ランザ「ふぅ・・・。これだから覚悟も無いのに大きな口を叩く奴は嫌いなんだ。 安全な位置に居る時だけ偉そうな口を叩き、自分が危うくなるとこれだ」
頭を抱えて息を漏らしながら、ウンザリした様子で言う。
風音「え・・・? レイさんの件って、もう終わり?」
呆気なさ過ぎて、少し信じられない様子の風音。
ランザ「聞いた通りだ」
風音「どうも・・・ありがとうございます」
頭を下げる風音に。
ランザ「礼を言われるような事じゃない。
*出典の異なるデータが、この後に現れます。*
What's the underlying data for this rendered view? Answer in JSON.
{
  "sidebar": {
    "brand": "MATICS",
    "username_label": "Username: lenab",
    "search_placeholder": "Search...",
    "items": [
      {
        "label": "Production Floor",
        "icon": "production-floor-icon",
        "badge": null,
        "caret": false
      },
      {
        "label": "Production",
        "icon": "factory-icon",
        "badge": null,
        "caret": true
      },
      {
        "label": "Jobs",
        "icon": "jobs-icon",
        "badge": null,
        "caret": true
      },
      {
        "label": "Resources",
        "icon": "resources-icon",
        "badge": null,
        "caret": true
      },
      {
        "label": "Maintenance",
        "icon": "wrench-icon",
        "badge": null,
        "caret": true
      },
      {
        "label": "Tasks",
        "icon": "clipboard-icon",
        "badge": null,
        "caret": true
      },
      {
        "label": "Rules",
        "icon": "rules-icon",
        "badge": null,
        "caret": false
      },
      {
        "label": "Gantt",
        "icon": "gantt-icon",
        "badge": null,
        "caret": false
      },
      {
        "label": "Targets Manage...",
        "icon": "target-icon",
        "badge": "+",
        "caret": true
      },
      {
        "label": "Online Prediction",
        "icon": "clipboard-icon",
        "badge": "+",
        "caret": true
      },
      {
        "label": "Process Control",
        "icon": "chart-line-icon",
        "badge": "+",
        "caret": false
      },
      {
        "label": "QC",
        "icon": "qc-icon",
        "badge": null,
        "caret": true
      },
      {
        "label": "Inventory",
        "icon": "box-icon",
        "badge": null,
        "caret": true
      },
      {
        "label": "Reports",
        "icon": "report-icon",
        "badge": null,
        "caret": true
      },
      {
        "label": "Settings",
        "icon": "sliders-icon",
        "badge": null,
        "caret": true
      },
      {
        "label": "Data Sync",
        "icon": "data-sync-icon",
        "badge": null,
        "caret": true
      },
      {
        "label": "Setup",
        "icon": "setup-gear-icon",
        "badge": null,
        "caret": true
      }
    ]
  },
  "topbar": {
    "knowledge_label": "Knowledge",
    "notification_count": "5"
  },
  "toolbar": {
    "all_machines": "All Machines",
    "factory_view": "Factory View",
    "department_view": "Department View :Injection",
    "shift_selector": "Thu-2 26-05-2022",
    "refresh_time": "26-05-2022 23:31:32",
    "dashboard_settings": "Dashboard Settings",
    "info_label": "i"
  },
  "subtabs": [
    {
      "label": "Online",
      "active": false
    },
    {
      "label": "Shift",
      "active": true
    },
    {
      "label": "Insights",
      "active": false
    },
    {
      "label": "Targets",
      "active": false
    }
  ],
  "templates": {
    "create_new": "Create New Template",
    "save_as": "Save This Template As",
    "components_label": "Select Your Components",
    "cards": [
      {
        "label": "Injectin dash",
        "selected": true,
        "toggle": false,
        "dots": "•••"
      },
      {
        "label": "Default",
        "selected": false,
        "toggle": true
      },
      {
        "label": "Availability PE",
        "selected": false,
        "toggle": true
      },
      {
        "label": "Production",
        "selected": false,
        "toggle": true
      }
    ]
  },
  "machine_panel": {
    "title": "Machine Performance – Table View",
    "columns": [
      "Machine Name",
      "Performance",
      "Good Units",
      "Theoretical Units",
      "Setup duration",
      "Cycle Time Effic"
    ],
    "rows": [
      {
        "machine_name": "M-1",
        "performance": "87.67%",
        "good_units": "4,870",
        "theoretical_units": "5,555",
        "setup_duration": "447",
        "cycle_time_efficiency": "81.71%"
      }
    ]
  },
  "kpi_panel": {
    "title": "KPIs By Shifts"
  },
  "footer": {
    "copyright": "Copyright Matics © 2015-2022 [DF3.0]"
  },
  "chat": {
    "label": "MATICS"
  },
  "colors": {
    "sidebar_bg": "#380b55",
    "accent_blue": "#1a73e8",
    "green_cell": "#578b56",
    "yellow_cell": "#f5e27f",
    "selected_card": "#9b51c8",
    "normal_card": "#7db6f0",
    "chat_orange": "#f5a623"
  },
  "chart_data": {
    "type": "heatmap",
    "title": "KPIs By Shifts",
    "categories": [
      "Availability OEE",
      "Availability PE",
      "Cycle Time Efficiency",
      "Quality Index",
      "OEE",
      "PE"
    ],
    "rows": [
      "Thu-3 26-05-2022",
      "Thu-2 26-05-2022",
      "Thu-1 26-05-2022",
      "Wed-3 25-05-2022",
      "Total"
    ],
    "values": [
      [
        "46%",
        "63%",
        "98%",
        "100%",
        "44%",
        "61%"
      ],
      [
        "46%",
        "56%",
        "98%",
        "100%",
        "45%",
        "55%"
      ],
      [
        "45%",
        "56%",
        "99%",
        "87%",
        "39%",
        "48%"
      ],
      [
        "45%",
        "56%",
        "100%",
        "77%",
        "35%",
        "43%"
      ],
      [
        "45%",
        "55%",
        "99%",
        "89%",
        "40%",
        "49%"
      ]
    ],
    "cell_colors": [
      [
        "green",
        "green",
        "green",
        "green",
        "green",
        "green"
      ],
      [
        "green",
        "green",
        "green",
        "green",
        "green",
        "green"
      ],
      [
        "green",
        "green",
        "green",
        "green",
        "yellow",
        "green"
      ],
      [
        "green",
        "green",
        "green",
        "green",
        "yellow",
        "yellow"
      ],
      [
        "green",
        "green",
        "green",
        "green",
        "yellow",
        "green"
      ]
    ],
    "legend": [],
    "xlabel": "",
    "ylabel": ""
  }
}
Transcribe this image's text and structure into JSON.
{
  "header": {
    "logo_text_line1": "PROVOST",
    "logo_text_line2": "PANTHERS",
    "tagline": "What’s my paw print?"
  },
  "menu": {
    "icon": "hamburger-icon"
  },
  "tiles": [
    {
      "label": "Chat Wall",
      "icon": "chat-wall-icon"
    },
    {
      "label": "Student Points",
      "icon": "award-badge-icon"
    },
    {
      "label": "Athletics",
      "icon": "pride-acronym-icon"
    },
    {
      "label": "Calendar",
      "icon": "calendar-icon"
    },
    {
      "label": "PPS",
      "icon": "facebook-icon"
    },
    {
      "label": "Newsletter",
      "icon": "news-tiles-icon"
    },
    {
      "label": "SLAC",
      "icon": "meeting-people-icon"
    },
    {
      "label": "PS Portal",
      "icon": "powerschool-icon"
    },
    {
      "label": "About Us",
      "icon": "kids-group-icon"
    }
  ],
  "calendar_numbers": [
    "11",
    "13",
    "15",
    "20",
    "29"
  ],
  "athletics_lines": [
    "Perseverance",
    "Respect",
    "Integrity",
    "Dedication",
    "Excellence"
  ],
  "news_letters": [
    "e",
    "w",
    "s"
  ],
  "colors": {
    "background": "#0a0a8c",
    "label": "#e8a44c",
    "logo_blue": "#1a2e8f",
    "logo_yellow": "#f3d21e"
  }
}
ディオスクライの返答次第では、敵になっていたわけだからな。 電話ではああ言っていたが、我々はディオスクライを始末する気など無かった。 わざと隊長が脅しをかけたあの状況で、ディオスクライが「それでも組織の掟を優先する」と組織に殉じる発言さえすれば、その意気に免じレイ長官を始末する仕事だけを請け負うつもりだった。だから最初に言っただろう? レイ長官が始末されずに済むか、私がレイ長官を始末するかの二択だと。 そこに他の誰かを巻き込むつもりなど、毛頭無かったよ」
とはいえ途中でリドルが言った、全員処分した方が良いってのは彼の本音のようだったが。
風音「だとしても」
風音が再び頭を下げる。
風音「ありがとうございました」
ランザ「・・・ふぅ。 どういたしまして」
礼は要らんと言ってるだろうに。こいつは人の話を聞いているのか・・・、と。
頭を下げる風音に、呆れたような表情で反応する。